October 16

Lecture Overview

Overview of cluster analysis
Heuristic algorithms
k-means clustering. Wikipedia has a pretty good description, but here is my take.

K-Means Clustering

In k-means clustering, each point we are trying to classify is a tuple of \(d\) real numbers (a point in \(\mathbb{R}^d\)). We use the distance between two points to determine when two points are similar, and we want to classify or cluster the points into \(k\) clusters so that points within the same cluster are similar (or close in distance) and points not in the same cluster are far apart. To formulate this mathematically, to each cluster we assign a centroid which is the average of the points in the cluster (so somehow the middle or center of the cluster). We then want each point to be assigned to the cluster with nearest centroid. (Wikipedia states this as "minimize the within-cluster sum of squares". The sum of squares is the distance, so we are trying to minimize the distance between each point and the centroid, i.e. assign it to the closest centroid.) Note this is somewhat complicated because as points change which cluster they lie in, the centroid will move because the centroid is the average of the points. So changing the classification of a point could then cause other points to be reclassified. Mathematically, we define the optimal as the best over all possible assignments. This image is a pretty good picture of clustering, where the circles (somewhat hard to see, the green one is easiest) are the centroids and the black lines are half way between the centroids.

Implementation

I will say something about it later this semester, but no one knows how to efficiently solve exactly the problem I stated in the previous paragraph. In fact, most people believe that there is no efficient solution to solving the problem. Our current knowledge just lets us obtain an approximation in the following way. We will compute a clustering and then use many steps to refine the clustering for a while until not many points are reclassified in each step. Then we will claim this is a good clustering and output it. We will have no guarantee that this is the best possible clustering (since no one knows how to find it). But intuitively, if when we refine the clustering only a few points change classification, it is a pretty good clustering. This is called a heuristic. I have a visualisation of this below which hopefully helps you understand this further.

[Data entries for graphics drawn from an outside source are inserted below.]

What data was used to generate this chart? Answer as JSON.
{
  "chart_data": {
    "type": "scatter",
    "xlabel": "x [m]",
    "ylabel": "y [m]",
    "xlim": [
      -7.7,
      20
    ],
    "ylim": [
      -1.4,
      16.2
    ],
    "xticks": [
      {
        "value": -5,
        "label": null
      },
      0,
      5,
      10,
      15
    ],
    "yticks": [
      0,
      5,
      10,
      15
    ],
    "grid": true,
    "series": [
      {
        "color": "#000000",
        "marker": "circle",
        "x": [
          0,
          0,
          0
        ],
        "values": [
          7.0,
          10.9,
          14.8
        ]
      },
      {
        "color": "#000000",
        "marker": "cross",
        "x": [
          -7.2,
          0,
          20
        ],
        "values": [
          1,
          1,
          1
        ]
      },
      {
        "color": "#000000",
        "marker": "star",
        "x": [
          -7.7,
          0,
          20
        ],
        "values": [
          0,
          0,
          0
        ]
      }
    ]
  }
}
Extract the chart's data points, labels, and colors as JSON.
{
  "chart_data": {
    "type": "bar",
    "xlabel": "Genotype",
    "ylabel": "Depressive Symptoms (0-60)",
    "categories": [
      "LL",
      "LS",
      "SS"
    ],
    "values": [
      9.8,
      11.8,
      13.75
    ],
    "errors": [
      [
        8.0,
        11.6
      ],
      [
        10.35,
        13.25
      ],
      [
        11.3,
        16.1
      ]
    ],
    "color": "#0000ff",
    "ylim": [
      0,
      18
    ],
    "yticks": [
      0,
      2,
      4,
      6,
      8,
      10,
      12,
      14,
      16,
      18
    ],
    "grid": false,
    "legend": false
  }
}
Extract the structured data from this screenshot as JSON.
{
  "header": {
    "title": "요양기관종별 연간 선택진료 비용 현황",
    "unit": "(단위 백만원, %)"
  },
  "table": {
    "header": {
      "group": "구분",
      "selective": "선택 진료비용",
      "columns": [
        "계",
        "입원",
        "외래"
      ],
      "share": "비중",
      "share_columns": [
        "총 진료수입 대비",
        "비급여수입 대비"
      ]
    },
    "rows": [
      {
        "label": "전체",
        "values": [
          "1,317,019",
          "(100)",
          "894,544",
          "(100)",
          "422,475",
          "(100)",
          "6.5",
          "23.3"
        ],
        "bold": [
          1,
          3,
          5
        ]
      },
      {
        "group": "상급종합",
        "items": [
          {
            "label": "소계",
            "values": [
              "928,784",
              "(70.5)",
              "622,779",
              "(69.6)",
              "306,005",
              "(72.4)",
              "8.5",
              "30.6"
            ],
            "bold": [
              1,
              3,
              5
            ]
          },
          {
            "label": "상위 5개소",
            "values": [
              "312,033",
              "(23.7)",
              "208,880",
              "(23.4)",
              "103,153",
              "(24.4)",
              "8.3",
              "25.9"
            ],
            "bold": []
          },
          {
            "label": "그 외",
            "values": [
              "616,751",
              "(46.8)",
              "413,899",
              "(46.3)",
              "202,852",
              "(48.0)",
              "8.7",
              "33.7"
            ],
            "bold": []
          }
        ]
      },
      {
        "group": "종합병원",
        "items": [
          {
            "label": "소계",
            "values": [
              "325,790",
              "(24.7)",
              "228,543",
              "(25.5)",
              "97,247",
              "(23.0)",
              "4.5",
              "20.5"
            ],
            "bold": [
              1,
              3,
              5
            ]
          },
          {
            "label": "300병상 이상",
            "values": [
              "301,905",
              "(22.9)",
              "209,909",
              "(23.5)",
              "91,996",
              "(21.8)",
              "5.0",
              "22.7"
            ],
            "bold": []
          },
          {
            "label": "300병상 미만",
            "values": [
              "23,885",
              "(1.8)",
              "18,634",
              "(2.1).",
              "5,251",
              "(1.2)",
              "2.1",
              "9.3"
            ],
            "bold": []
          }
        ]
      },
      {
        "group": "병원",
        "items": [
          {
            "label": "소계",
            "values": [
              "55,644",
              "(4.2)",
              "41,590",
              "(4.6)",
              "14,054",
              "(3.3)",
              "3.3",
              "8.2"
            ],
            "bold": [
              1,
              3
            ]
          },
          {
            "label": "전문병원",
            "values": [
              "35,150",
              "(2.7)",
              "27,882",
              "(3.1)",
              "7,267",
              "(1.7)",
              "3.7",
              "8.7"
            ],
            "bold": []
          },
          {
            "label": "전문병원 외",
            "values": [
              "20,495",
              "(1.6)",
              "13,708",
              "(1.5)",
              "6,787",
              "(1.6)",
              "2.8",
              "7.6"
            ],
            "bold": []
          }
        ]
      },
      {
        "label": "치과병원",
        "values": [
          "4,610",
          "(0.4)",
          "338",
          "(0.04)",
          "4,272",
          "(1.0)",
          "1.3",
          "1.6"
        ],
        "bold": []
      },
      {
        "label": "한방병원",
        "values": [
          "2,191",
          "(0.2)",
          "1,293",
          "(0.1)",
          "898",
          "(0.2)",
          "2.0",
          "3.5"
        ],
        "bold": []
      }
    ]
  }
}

So our strategy is as follows:

Randomly start with \(k\) centroids.
Classify each point by assigning it to the nearest centroid.
Now update the centroid to be the actual centroid of the classified points, that is average all the points and make the average the new centroid.
Forget the classification, and reclassify points to the nearest centroid. (Note since the centroids could have moved points could change classification.)
Recompute the centroid of the newly assigned points.
Forget the classification and reclassify.
And so on.

Once only a few points change classification that also implies the centroid won't move very far since the centroid is the average. So our hope is that we are at some good clustering, and in many applications this does indeed work. But there are also situations where this technique does not work which is why clustering is such a big field since we need other techniques for those datasets.

To implement k-means clustering, we use a top-down design. The tasks we need to preform are
- given a list of points and list of centroids, classify the point by the nearest centroid. This has the following sub-tasks.
  - compute distance between two points
  - classify a single point
- compute the centroid of a list of points

Each of these tasks I have identified then become a python function. My implementation of two-dimensional clustering is day22_cluster.py.

Here is some test code day22_test.py which helps visualize the clustering process.

Exercises

Run my clustering code on the Iris Flower Data Set for the "Sepal length" and "Petal lenth". You can download the flower dataset in CSV form here. You will have to write a python program to:

Either read the CSV data from a file or use urllib to download it. Extract the first column (Sepal length) and the third column (Petal length) as your coordinates.
call day22_cluster.kmeans(3, points) like at the very bottom of the test code.
copy in turtle drawing code to draw the points and their classifications. You only need to draw the result of the classification, which is the turtle code at the very bottom of the test.py file. (You will also need the turtle setup code turtle.setworldcoordinates.

You don't have to do it for homework, but note that the CSV also contains the actual subspecies in the last column. We call this training data, because we can cluster like I have you doing above ignoring the subspecies, and then after clustering we can test if our clusters actually match the input subspecies. This allows us to determine "how good" our k-means clustering actually is. Think about how you could change your python code so that after running kmeans you print out how many points were misclassified (Hint: you have the classified_points dictionary and the CSV data and just need to combine it back together.)